Tudo bem. Agora surgiu uma performance mais útil. No dia 11 de setembro fui convocado a participar de um bookcrossing, como se diz em inglês. Seguinte: você pega um (ou mais) livro que gostou de ler, sai de casa com ele e o “esquece” num banco de jardim, no ônibus, numa mesa de bar, em qualquer lugar. Deve haver no livro uma mensagem dizendo do que se trata. O apanhador do produto dessa semeadura comunica ao site www.bookcrossing.com que está agindo da mesma maneira. A última vez que acionei o site já havia mais de 500 mil registros. É uma forma do livro ganhar asas, “libertar-se do exílio das estantes”, como diz Affonso Romano de Sant’Anna.

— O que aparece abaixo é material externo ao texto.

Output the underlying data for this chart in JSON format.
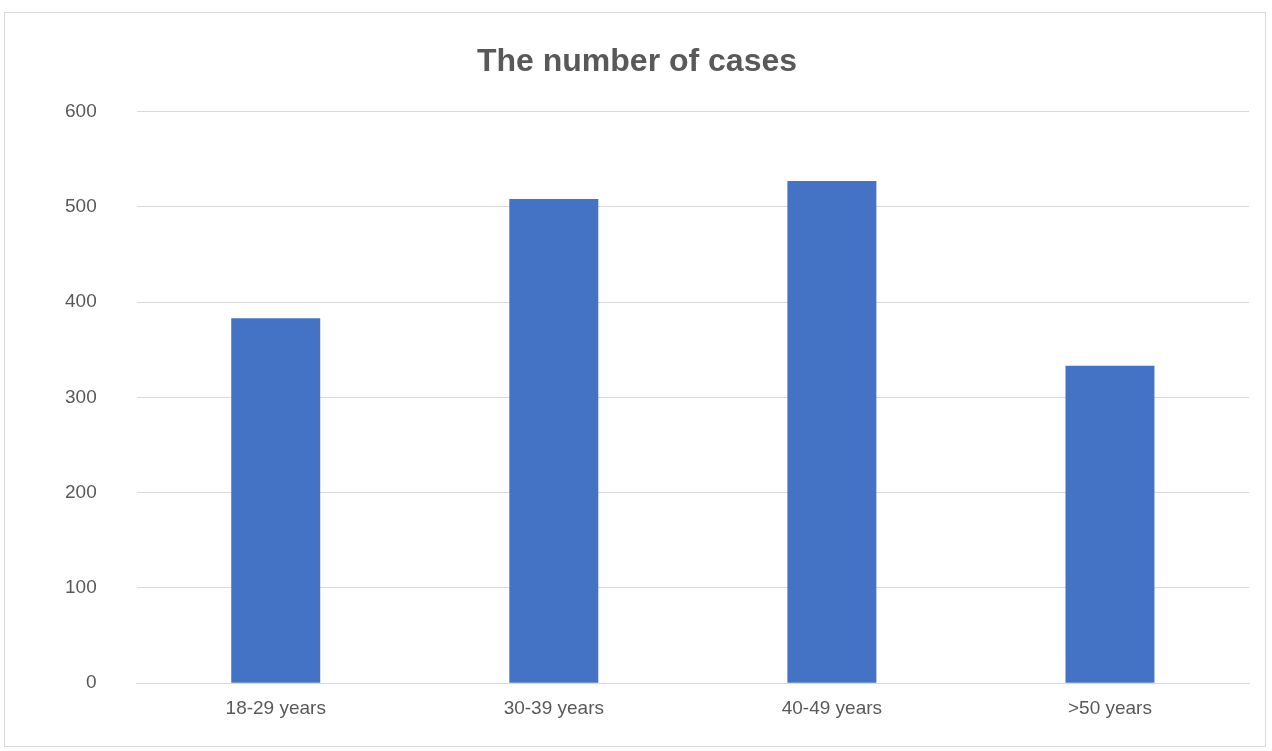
{
  "chart_data": {
    "type": "bar",
    "title": "The number of cases",
    "categories": [
      "18-29 years",
      "30-39 years",
      "40-49 years",
      ">50 years"
    ],
    "values": [
      383,
      508,
      527,
      333
    ],
    "color": "#4472c4",
    "ylim": [
      0,
      600
    ],
    "yticks": [
      0,
      100,
      200,
      300,
      400,
      500,
      600
    ],
    "grid": "y",
    "legend": false
  }
}
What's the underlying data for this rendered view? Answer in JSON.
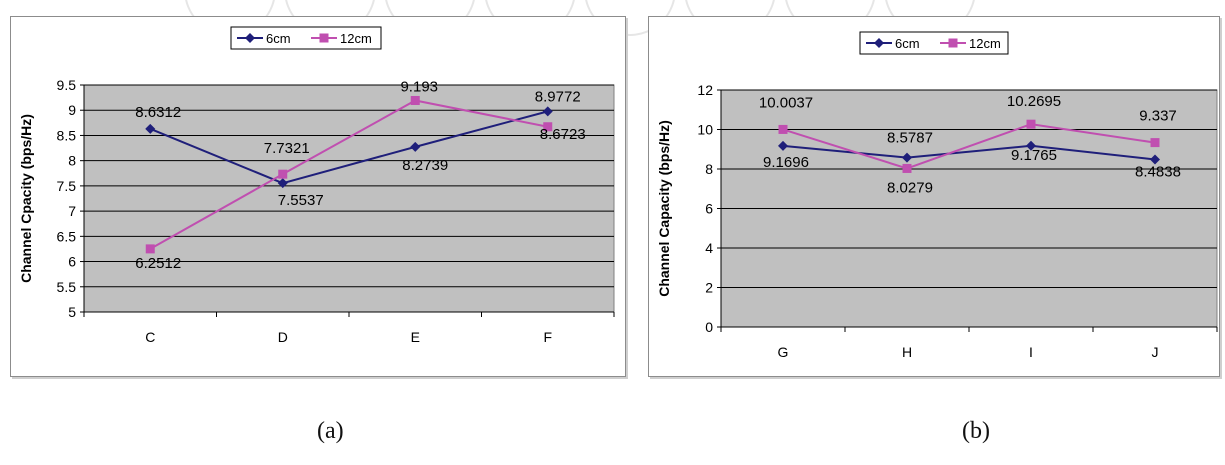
{
  "chart_data": [
    {
      "type": "line",
      "categories": [
        "C",
        "D",
        "E",
        "F"
      ],
      "ylabel": "Channel Cpacity (bps/Hz)",
      "ylim": [
        5,
        9.5
      ],
      "yticks": [
        5,
        5.5,
        6,
        6.5,
        7,
        7.5,
        8,
        8.5,
        9,
        9.5
      ],
      "grid": true,
      "legend": "top-center",
      "series": [
        {
          "name": "6cm",
          "color": "#1f1f7a",
          "marker": "diamond",
          "values": [
            8.6312,
            7.5537,
            8.2739,
            8.9772
          ],
          "labels": [
            "8.6312",
            "7.5537",
            "8.2739",
            "8.9772"
          ]
        },
        {
          "name": "12cm",
          "color": "#c04fb0",
          "marker": "square",
          "values": [
            6.2512,
            7.7321,
            9.193,
            8.6723
          ],
          "labels": [
            "6.2512",
            "7.7321",
            "9.193",
            "8.6723"
          ]
        }
      ],
      "caption": "(a)"
    },
    {
      "type": "line",
      "categories": [
        "G",
        "H",
        "I",
        "J"
      ],
      "ylabel": "Channel Capacity (bps/Hz)",
      "ylim": [
        0,
        12
      ],
      "yticks": [
        0,
        2,
        4,
        6,
        8,
        10,
        12
      ],
      "grid": true,
      "legend": "top-center",
      "series": [
        {
          "name": "6cm",
          "color": "#1f1f7a",
          "marker": "diamond",
          "values": [
            9.1696,
            8.5787,
            9.1765,
            8.4838
          ],
          "labels": [
            "9.1696",
            "8.5787",
            "9.1765",
            "8.4838"
          ]
        },
        {
          "name": "12cm",
          "color": "#c04fb0",
          "marker": "square",
          "values": [
            10.0037,
            8.0279,
            10.2695,
            9.337
          ],
          "labels": [
            "10.0037",
            "8.0279",
            "10.2695",
            "9.337"
          ]
        }
      ],
      "caption": "(b)"
    }
  ]
}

Esse ato me lembra os versos de Castro Alves que vinham impressos no ex-libris do Clube do Livro. Todo mês a editora enviava pelo Correio uma obra diferente para seus associados. Em casa, no meu tempo de criança, ficava esperando minha vez de ler. A irmandade era grande e quando chegava no meu turno o exemplar já estava amarfanhado. A vantagem é que aproveitava as anotações inteligentes do meu irmão mais velho, que já estava na universidade. Obedecendo a escala etária, cada um traduzia as palavras difíceis mediante pesquisa no dicionário e na enciclopédia. Meu esforço para ler e entender Tolstói, Dostoievsky e Machado de Assis foi assim muito atenuado. Esses livros eram a minha novela das oito, num tempo em que a televisão tardava em chegar ao Interior. Quase me esqueço de dizer os versos de Castro Alves: “Ó bendito quem semeia/ livros, livros a man’cheia/ e manda o povo pensar/ o verso caindo n’alma/ é germe que faz a palma/ é chuva que faz o mar”.
O ato de “esquecer” livros pode ir à contramão da indústria cultural, tão criticada por Adorno, cujo centenário de nascimento estamos comemorando. O bonito é que a ação é solitária e solidária, cada vez mais rara numa sociedade do espetáculo, do individualismo e da competição. Lembra também Mateus (Cap. XIII) na parábola do semeador que saiu a semear. “Quando semeava, uma parte das sementes caíram à beira do caminho e vieram as aves e comeram-nas. Outra parte caiu nos lugares pedregosos, onde não havia muita terra; logo nasceu, porque a terra não era profunda, e tendo saído o sol, queimou-se, e porque não havia raiz, secou-se. Outra caiu entre os espinhos e os espinhos cresceram e a sufocaram. Outra caiu em terra boa e dava frutos, havendo grãos que rendiam cem, outros sessenta, outros trinta por um. Quem tem ouvidos, ouça.”
Bauru hoje é sede da II Bienal do Livro, uma iniciativa da Universidade do Sagrado Coração que orgulha a cidade. A irmã Jacinta Turolo Garcia e seus colaboradores, desde que se dispuseram à tarefa de semear cultura e conhecimento, colocaram Bauru no mapa das letras. A Edusc é uma realidade, tem descoberto talentos que até já ganharam prêmios literários e editado autores internacionalmente consagrados. Leva a marca do empreendedorismo da gente bauruense que em nada depende de providências oficiais. Com criatividade e ousadia, a Edusc conquista mercados e gera riquezas materiais e culturais. É a semente lançada com fé, mais forte que as urzes que insistem em nascer e precisam se calcadas no chão antes que se espalhem.
O autor, Zarcillo Barbosa, é jornalista e colaborador do JC.